Fantasia 2010: SYMBOL Review

Contributing Writer; Toronto, Canada (@triflic)
Fantasia 2010:  SYMBOL Review
[If there is one thing everyone in the ScreenAnarchy staff room agrees upon, it is that SYMBOL is both awesome in the truest sense of the word, and that you should be seeing it on the big screen, like it is currently playing at Fantasia.  Here is Todd's previous take on the film, but there are many others in the archives.]

Dai Nipponjin director Hitoshi Matsumoto, take a big step forward toward the front of the class.  Sophomore effort Symbol is not just a worthy follow up to the lunacy of your debut but also a major progression in every way - smart, impeccably crafted and, most importantly, very funny.  If Dai Nipponjin announced the arrival of a significant and unique talent on to the international scene then Symbol represents the maturation of that talent, proof that the first effort was not just a fluke and that Matsumoto will be a talent to reckon with for decades to come.

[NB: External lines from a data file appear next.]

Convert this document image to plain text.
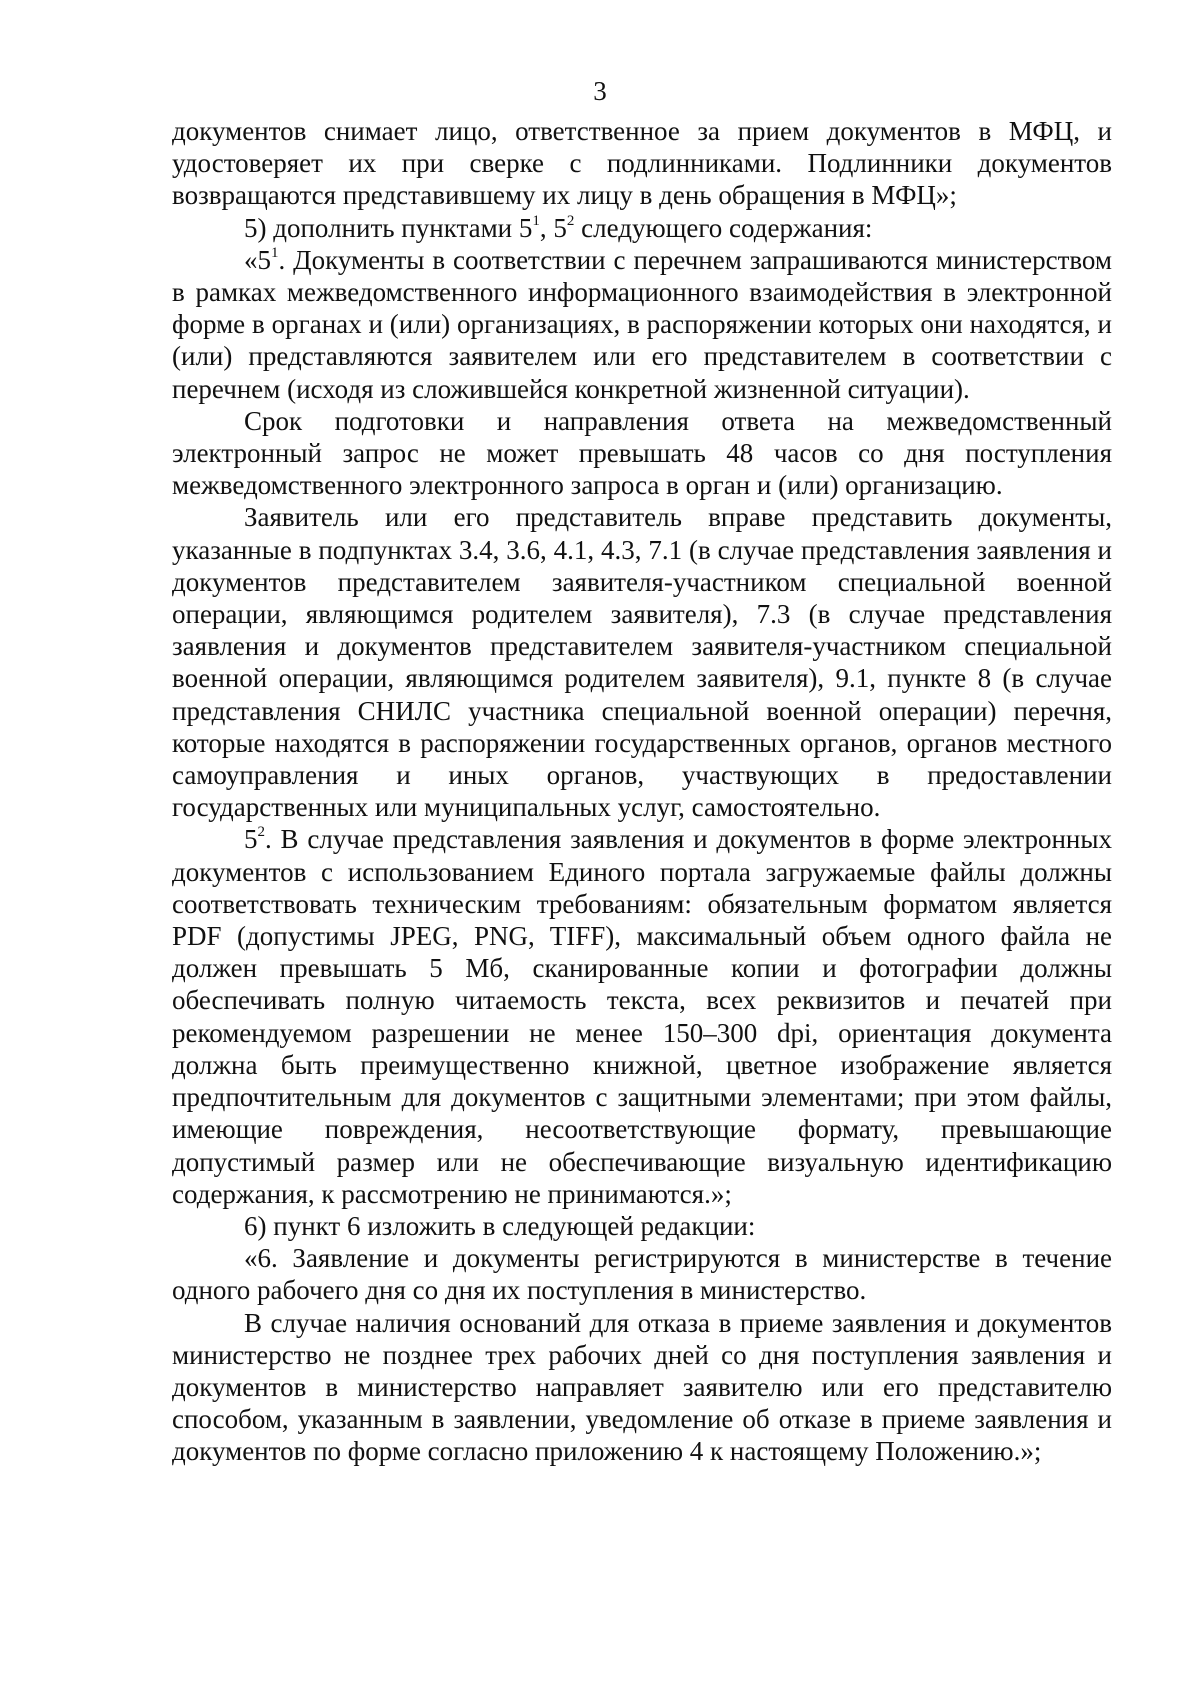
3

документов снимает лицо, ответственное за прием документов в МФЦ, и удостоверяет их при сверке с подлинниками. Подлинники документов возвращаются представившему их лицу в день обращения в МФЦ»;

5) дополнить пунктами $5^1$, $5^2$ следующего содержания:

«$5^1$. Документы в соответствии с перечнем запрашиваются министерством в рамках межведомственного информационного взаимодействия в электронной форме в органах и (или) организациях, в распоряжении которых они находятся, и (или) представляются заявителем или его представителем в соответствии с перечнем (исходя из сложившейся конкретной жизненной ситуации).

Срок подготовки и направления ответа на межведомственный электронный запрос не может превышать 48 часов со дня поступления межведомственного электронного запроса в орган и (или) организацию.

Заявитель или его представитель вправе представить документы, указанные в подпунктах 3.4, 3.6, 4.1, 4.3, 7.1 (в случае представления заявления и документов представителем заявителя-участником специальной военной операции, являющимся родителем заявителя), 7.3 (в случае представления заявления и документов представителем заявителя-участником специальной военной операции, являющимся родителем заявителя), 9.1, пункте 8 (в случае представления СНИЛС участника специальной военной операции) перечня, которые находятся в распоряжении государственных органов, органов местного самоуправления и иных органов, участвующих в предоставлении государственных или муниципальных услуг, самостоятельно.

$5^2$. В случае представления заявления и документов в форме электронных документов с использованием Единого портала загружаемые файлы должны соответствовать техническим требованиям: обязательным форматом является PDF (допустимы JPEG, PNG, TIFF), максимальный объем одного файла не должен превышать 5 Мб, сканированные копии и фотографии должны обеспечивать полную читаемость текста, всех реквизитов и печатей при рекомендуемом разрешении не менее 150–300 dpi, ориентация документа должна быть преимущественно книжной, цветное изображение является предпочтительным для документов с защитными элементами; при этом файлы, имеющие повреждения, несоответствующие формату, превышающие допустимый размер или не обеспечивающие визуальную идентификацию содержания, к рассмотрению не принимаются.»;

6) пункт 6 изложить в следующей редакции:

«6. Заявление и документы регистрируются в министерстве в течение одного рабочего дня со дня их поступления в министерство.

В случае наличия оснований для отказа в приеме заявления и документов министерство не позднее трех рабочих дней со дня поступления заявления и документов в министерство направляет заявителю или его представителю способом, указанным в заявлении, уведомление об отказе в приеме заявления и документов по форме согласно приложению 4 к настоящему Положению.»;
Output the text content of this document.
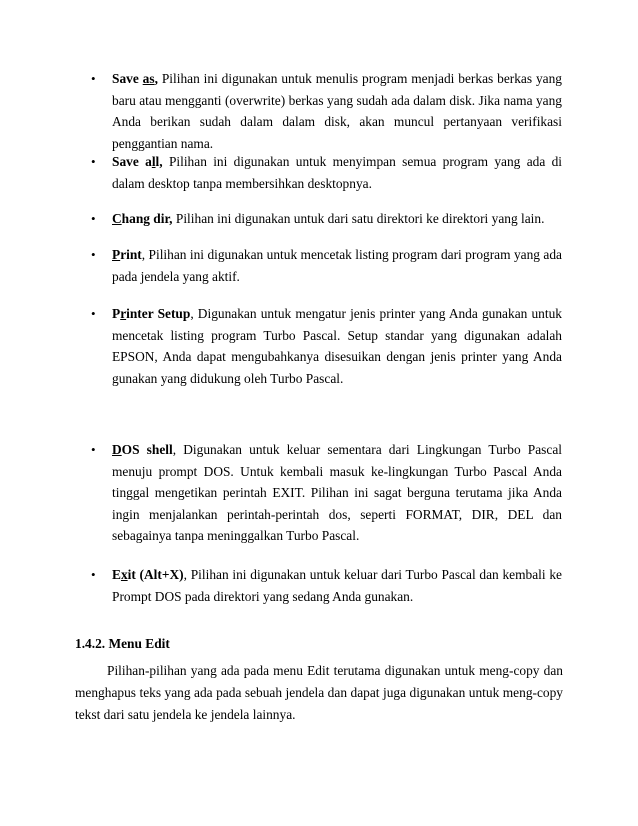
• Save as, Pilihan ini digunakan untuk menulis program menjadi berkas berkas yang baru atau mengganti (overwrite) berkas yang sudah ada dalam disk. Jika nama yang Anda berikan sudah dalam dalam disk, akan muncul pertanyaan verifikasi penggantian nama.
• Save all, Pilihan ini digunakan untuk menyimpan semua program yang ada di dalam desktop tanpa membersihkan desktopnya.
• Chang dir, Pilihan ini digunakan untuk dari satu direktori ke direktori yang lain.
• Print, Pilihan ini digunakan untuk mencetak listing program dari program yang ada pada jendela yang aktif.
• Printer Setup, Digunakan untuk mengatur jenis printer yang Anda gunakan untuk mencetak listing program Turbo Pascal. Setup standar yang digunakan adalah EPSON, Anda dapat mengubahkanya disesuikan dengan jenis printer yang Anda gunakan yang didukung oleh Turbo Pascal.
• DOS shell, Digunakan untuk keluar sementara dari Lingkungan Turbo Pascal menuju prompt DOS. Untuk kembali masuk ke-lingkungan Turbo Pascal Anda tinggal mengetikan perintah EXIT. Pilihan ini sagat berguna terutama jika Anda ingin menjalankan perintah-perintah dos, seperti FORMAT, DIR, DEL dan sebagainya tanpa meninggalkan Turbo Pascal.
• Exit (Alt+X), Pilihan ini digunakan untuk keluar dari Turbo Pascal dan kembali ke Prompt DOS pada direktori yang sedang Anda gunakan.
1.4.2. Menu Edit
Pilihan-pilihan yang ada pada menu Edit terutama digunakan untuk meng-copy dan menghapus teks yang ada pada sebuah jendela dan dapat juga digunakan untuk meng-copy tekst dari satu jendela ke jendela lainnya.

A film that plays like a candy coated, Japanese game show version of a Franz Kafka short story, Symbol is wildly resistant to review and discussion without veering into major spoiler territory but is far too striking to not make the attempt.  The film revolves around two parallel plot lines.  In one an unnamed man - played by Matsumoto himself - awakes in a blank white room wearing only a pair of brightly colored pajamas.  He doesn't know where he is.  He doesn't know how he arrived.  He doesn't know how to get out.  But he will very quickly learn that that this place functions according to its own sense of bizarre logic, logic that he must puzzle out.  In the second, a middle aged Mexican man sits at the breakfast table reading a newspaper while wearing a green wrestling mask.  He is Escargot Man, a low level luchador, and it is the morning before his latest match one which his son will be attending after school.

That two such disparate story lines exist in the same movie at all is a sure sign that something odd is brewing, that they come together in such a resounding and satisfying way a sure proof of Matsumoto's skills.  The two environments give the writer-director-star a chance to demonstrate how far his visual skills have developed since Dai Nipponjin, the messy verite approach of that first film replaced by clean precision in the white-room sequences and lush but realistic art direction in Mexico.  Likewise, the content of the two stories gives Matsumoto the chance to show how he can handle different tones, the Mexican sections playing as a sort of portrait of talent in decline balanced against the hopes of the young while the white room plays with a sort of absurdist fervor, Matsumoto delivering one of the truly great physical comedy performances of the year.

But what does it all mean?  Surprisingly, for such a very odd film, chances are you simply won't care what it means throughout at least the first three quarters of the picture.  The execution is so clean, so engaging, so masterful that you are content to simply go along for the ride.  But when the punchline comes and the two stories intersect it becomes clear that there really is a point to it all, that Matsumoto has something significant to say.  What that really is can't be discussed without spoiling key moments of the film and will no doubt be the cause for spirited debate among the audience but this is absolutely not a mere exercise in style.  There is some meat on these bones and it is tasty stuff indeed.